The Marxian view of history is a class struggle. Marx thought that every age put two classes of society against each other beginning with masters and slaves, down to the bourgeoisie and the laborer. One class was always exploited by the other because their interests were always completely opposite. As the lower class gained power a new class would arise that would eventually take over the old upper class. It caused a process that would create a merchant class and a working class from the struggle between the laborer and the bourgeoisie. But Marx felt that there was an end to this process. If there was only one class and an abolishment of private property, there would no longer be a class struggle. .

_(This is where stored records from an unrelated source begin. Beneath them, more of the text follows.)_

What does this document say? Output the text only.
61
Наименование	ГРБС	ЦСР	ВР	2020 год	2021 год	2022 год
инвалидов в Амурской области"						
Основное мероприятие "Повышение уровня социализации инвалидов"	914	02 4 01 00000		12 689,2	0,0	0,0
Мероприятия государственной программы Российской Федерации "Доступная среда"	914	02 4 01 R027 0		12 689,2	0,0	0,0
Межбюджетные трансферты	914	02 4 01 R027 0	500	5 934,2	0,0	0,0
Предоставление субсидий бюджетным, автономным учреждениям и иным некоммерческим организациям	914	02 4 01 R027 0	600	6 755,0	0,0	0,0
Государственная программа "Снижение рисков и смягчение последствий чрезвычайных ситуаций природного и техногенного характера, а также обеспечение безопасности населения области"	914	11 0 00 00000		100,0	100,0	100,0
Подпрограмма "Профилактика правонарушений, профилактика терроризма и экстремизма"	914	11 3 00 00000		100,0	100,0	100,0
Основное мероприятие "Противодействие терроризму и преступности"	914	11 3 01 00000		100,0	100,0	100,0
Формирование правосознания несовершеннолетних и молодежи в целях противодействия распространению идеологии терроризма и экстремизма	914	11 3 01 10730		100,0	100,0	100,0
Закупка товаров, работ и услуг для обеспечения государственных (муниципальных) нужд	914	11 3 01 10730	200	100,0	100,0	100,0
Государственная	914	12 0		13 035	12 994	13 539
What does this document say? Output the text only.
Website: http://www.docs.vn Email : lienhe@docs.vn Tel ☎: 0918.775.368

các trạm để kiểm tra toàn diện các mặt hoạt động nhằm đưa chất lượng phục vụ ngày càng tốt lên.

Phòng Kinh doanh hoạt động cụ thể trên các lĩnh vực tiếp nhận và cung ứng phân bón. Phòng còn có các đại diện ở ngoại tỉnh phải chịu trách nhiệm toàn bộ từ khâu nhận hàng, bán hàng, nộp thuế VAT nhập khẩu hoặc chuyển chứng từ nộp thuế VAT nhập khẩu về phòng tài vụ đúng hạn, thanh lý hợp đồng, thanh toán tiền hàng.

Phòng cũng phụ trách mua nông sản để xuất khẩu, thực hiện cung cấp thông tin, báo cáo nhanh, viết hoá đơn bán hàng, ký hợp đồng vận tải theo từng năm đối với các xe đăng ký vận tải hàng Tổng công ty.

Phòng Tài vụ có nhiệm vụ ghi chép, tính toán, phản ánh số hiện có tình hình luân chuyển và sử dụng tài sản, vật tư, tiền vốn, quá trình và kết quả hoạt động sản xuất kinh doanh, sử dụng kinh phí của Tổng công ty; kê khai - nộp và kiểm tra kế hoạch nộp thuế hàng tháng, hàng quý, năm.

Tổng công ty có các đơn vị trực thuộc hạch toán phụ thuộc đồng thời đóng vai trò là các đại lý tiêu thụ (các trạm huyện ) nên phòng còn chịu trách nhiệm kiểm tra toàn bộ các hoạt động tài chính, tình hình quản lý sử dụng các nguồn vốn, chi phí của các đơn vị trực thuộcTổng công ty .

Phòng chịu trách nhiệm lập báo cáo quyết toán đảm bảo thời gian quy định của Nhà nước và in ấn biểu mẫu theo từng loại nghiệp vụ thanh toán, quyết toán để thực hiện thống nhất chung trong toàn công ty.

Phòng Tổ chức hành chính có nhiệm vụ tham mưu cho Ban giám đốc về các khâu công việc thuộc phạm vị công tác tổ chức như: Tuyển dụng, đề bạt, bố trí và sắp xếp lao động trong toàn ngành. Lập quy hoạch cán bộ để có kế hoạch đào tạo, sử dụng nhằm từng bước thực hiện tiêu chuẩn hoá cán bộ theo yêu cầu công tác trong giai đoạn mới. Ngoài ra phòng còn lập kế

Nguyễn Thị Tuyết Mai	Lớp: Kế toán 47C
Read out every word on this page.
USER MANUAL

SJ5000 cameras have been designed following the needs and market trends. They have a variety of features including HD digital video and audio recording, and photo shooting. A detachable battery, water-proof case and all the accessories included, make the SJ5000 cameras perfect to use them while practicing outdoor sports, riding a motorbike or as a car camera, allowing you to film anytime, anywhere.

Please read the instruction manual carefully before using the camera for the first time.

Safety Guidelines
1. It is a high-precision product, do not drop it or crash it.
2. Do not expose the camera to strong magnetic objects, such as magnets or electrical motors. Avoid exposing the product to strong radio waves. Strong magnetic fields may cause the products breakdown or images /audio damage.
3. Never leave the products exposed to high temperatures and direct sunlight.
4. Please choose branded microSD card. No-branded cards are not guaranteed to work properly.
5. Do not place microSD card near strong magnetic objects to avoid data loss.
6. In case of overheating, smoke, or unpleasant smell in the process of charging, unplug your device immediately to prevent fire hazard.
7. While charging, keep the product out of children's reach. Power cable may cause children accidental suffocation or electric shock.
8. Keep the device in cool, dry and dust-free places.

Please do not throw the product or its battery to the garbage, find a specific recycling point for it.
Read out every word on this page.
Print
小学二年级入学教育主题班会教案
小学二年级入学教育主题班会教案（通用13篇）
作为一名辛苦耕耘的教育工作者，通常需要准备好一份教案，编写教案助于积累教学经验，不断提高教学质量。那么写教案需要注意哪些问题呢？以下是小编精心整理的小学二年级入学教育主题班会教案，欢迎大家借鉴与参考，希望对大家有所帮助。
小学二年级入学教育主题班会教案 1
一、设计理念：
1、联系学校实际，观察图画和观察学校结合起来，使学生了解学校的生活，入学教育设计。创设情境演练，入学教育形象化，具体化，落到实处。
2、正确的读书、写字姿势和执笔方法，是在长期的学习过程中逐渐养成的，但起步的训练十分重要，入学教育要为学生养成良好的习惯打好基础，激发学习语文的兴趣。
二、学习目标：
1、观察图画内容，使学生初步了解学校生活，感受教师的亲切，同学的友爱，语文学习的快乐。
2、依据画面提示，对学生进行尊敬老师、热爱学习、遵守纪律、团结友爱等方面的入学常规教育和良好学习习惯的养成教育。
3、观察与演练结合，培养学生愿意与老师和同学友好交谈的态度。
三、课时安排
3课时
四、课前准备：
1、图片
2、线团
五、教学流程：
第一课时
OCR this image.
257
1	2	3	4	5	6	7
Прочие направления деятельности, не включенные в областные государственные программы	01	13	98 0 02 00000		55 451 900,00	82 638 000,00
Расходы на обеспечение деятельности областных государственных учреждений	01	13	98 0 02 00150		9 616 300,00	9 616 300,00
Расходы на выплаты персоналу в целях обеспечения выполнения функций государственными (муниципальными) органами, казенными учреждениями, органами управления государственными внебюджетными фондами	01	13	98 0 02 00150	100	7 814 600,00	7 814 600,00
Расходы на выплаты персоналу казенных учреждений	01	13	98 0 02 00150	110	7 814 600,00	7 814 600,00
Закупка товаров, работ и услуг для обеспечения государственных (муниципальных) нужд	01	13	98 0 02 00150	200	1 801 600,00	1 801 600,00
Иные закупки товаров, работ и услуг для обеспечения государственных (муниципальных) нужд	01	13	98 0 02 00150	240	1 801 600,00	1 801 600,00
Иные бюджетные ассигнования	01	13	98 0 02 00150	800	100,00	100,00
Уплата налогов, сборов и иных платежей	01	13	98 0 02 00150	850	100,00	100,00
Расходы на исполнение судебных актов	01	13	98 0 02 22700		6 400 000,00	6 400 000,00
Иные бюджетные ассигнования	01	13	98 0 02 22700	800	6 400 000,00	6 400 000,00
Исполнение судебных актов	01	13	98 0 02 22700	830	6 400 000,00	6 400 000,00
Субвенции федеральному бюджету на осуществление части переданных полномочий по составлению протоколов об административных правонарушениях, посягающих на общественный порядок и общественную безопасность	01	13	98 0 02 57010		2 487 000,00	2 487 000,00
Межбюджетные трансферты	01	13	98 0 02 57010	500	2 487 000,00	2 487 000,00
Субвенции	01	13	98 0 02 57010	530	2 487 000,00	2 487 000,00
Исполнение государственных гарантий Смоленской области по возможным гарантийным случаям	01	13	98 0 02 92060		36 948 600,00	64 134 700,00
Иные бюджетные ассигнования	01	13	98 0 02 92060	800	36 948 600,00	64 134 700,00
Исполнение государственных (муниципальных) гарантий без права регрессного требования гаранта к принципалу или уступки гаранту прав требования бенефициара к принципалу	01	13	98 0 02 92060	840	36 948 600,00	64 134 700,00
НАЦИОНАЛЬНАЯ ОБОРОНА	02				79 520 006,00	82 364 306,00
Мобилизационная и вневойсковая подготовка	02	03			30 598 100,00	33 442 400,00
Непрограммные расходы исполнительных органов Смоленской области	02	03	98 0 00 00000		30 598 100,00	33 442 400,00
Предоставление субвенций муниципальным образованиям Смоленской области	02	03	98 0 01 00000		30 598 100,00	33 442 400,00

Private property has been a problem throughout history. It's been a constant battle between the oppressor and the oppressed. "The history of all hitherto existing society is the history of class struggles. Freeman and slave, patrician and plebian, lord and serf, guild-master and journeyman, in a word, oppressor and oppressed, stood in constant opposition to one another, carried on an uninterrupted, now hidden, now open fight, a fight that each time ended either in a revolutionary re-constitution of society at large, or a common ruin of the contending classes"(474)Marx. Marx is saying that the class system is what ruins a form of government. The people with more private property are classed higher than people with less private property, causing people to become selfish and will do what ever it takes to become the higher class, leading to revolutions. .
Marx says that the bourgeoisie are a big part of how a country in capitalist form of government develop (475). The bourgeoisie use and abuse the capitalist government for their good, to deepen their pockets, increase their property and causing class system to mover further apart. "increased its capital, and pushed into the backround every class handed down from the middle ages" (475).